Whether Li and Austin meet at this year’s forum is one of the big questions hanging over the event, with both defence chiefs attending. The US said on Monday that China had declined a meeting. A day later, Beijing said Washington should “correct its wrong behaviour immediately” and create conditions for dialogue.
But the Shangri-La Dialogue has become less important to China, which now has more opportunities for dialogue, according to Ma Bo, a visiting senior fellow at the ISEAS-Yusof Ishak Institute in Singapore.
“China now has various domestic and international platforms to advocate its security policy, such as the Xiangshan Forum in Beijing and the Boao Forum in Hainan Island, and more will come,” said Ma, who is also an associate professor at Nanjing University’s school of international studies.
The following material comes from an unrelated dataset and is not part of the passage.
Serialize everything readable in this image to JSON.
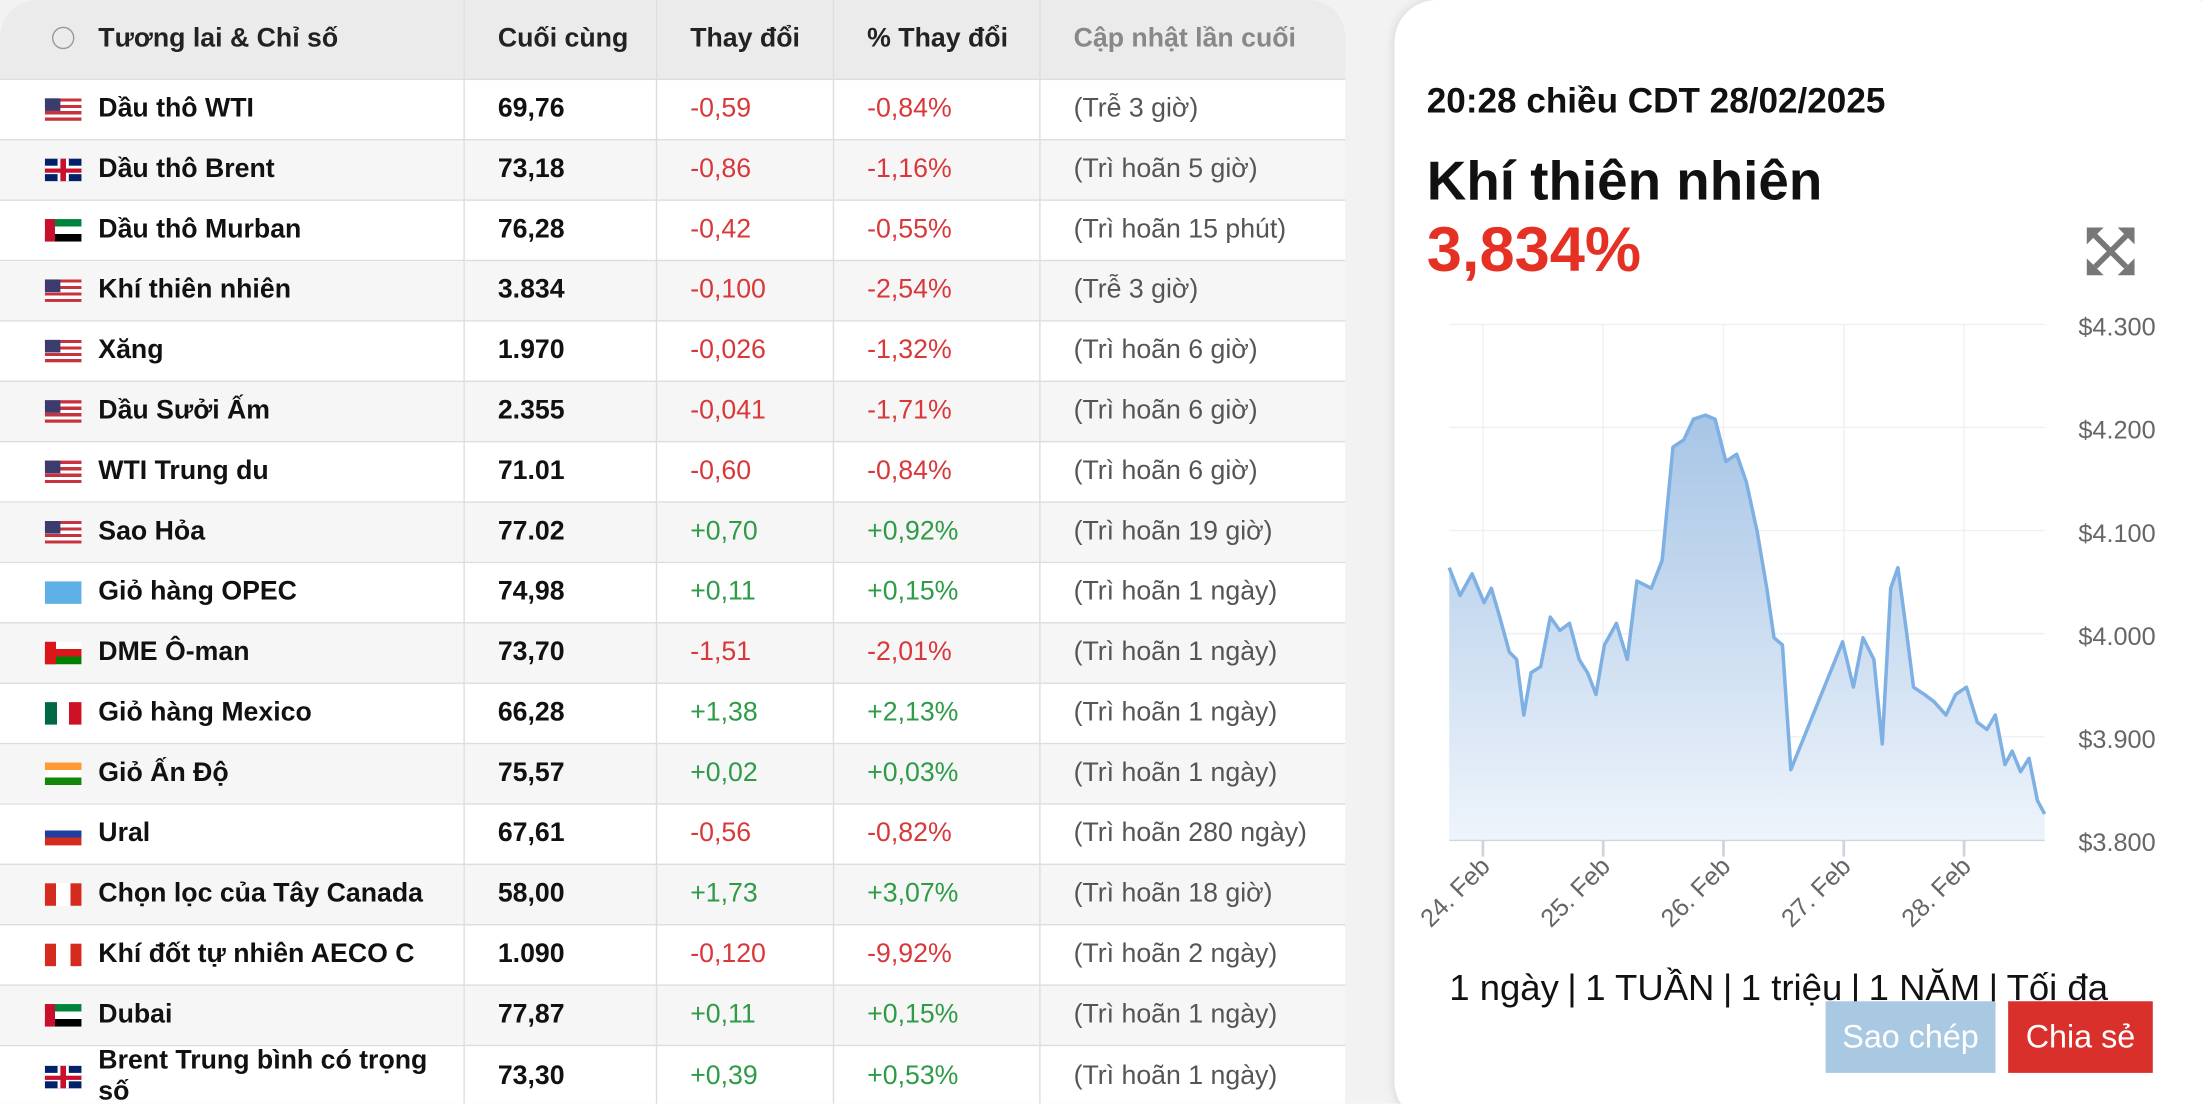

China created the Beijing Xiangshan Forum in 2006, in answer to Shangri-La, but it has yet to gain the traction and influence of the bigger Singapore conference. The agenda, set by organisers associated with the PLA Academy of Military Sciences, tends to shy away from contentious issues.
Under the initiative – announced by Chinese President Xi Jinping last year – China plans to revitalise multilateral events such as the Middle East Security Forum and the China-Africa Peace and Security Forum.
Ma said that China was still learning to find a louder voice in international discourse, especially in the English-language media dominated by the West.
“It is natural for any country in history to draw global scrutiny once it reaches the status of a global power,” he said.